Enter the void with backbone, which is not just an incipient source of strength as we move from Metal to Water; first it’s a source of alignment. Is my compass needle straight? Is my body organizing around truth? Is my value system organizing around truth: not my opinion, but the way it actually is, like it or not, in higher law.
Autumn is a time for identifying our own value system and auditing our value system, both in terms of 1) how much does it align with truth, the Real, What Is, and 2) what is its effect on us? Does it true us up, or does it put us in some really weird prison that we get to walk around in, feeling virtuous about feeling terrible?

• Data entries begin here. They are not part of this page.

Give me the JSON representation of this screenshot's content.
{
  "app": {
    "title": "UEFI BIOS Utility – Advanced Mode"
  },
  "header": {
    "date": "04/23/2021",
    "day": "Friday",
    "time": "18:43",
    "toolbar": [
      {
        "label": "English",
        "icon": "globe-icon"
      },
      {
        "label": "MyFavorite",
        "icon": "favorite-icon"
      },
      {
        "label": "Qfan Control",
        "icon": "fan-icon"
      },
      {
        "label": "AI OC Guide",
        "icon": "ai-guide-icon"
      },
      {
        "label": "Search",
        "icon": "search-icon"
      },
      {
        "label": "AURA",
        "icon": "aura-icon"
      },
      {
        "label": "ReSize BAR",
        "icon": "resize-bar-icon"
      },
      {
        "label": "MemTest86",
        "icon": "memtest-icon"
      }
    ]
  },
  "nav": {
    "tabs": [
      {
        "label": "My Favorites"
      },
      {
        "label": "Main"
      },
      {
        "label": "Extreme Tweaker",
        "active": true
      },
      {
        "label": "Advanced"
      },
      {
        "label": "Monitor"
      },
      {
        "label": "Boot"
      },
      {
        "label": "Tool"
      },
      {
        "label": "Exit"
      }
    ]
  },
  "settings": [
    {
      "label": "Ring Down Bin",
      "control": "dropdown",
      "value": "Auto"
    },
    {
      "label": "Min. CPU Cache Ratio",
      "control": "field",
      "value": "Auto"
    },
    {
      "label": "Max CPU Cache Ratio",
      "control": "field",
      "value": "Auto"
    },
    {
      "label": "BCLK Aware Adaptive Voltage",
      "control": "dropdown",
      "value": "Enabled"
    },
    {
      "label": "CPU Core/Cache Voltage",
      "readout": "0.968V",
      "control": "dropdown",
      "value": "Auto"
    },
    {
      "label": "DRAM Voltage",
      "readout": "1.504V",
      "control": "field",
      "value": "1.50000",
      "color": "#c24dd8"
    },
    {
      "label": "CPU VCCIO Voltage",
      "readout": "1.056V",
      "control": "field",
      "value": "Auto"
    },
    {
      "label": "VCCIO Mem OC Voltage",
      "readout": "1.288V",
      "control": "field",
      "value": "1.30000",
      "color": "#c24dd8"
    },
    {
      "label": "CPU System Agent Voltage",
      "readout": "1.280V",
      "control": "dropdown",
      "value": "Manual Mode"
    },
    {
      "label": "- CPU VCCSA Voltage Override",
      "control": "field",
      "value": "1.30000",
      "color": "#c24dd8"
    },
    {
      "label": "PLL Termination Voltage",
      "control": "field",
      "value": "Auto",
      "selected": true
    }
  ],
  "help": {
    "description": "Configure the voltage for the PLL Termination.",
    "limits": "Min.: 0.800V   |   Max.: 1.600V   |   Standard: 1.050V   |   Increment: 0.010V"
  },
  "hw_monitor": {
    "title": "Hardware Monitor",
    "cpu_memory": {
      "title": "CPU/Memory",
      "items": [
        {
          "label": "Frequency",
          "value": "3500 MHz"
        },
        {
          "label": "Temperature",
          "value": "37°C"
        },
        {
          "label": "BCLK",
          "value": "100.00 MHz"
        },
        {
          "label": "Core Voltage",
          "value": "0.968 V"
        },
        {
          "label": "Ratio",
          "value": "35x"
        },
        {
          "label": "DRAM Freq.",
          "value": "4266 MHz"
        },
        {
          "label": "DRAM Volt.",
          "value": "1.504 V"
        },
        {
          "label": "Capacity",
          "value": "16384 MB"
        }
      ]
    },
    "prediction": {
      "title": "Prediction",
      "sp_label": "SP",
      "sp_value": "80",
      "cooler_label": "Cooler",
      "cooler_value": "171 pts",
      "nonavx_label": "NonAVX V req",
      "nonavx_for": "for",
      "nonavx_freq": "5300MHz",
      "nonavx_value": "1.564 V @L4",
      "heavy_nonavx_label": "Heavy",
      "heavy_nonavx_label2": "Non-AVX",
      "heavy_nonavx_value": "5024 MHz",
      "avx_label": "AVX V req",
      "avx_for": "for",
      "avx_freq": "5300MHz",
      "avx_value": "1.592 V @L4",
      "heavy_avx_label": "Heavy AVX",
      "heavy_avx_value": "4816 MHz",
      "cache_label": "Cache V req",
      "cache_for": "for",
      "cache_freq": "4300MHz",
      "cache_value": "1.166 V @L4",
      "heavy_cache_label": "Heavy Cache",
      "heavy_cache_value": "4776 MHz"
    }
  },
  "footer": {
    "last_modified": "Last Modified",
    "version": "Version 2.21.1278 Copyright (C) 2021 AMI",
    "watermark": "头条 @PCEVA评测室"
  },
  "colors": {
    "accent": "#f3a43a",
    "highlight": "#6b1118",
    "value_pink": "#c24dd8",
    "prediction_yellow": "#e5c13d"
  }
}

Absolutely yes. If you want to take it even further, go to YouTube and search “dodsing” or “death diving” as they call it in English (They really shouldn’t; there’s no death involved). It’s a kind of diving from even higher up than the most crazy normal diving, and landing differently. And what people do in the air! They call it air awareness. It is astounding. It’s usually snowboard and trampoline kids who want to do something in the summer and who do these things in the air that absolutely amaze. They’re turning, posing, moving independently within the void, and then boom down into the water. It’s Very Great Abyss, Lung 9 the spaciousness of the void, and finding our orientation within it, even in free fall.
Enter Majesty, preparing to lose every—which one could say we do every time we exhale. We are learning how to lose everything, and we have a whole season dedicating to losing everything.
And then you know what? Inhaling again, which is not saying “La, la, la, la, everything’s fine.” That’s spiritual bypass. We are going through a process that will preserve our spine and allow us, after we have bowed, to stand back up again; after we have exhaled, to inhale again.
Consider evaluating your value system this autumn. Is it serving you, especially in the face of loss and disaster? Is it breathing, growing and changing?
How have you been preparing for the endings that are coming with the season, or coming with the times?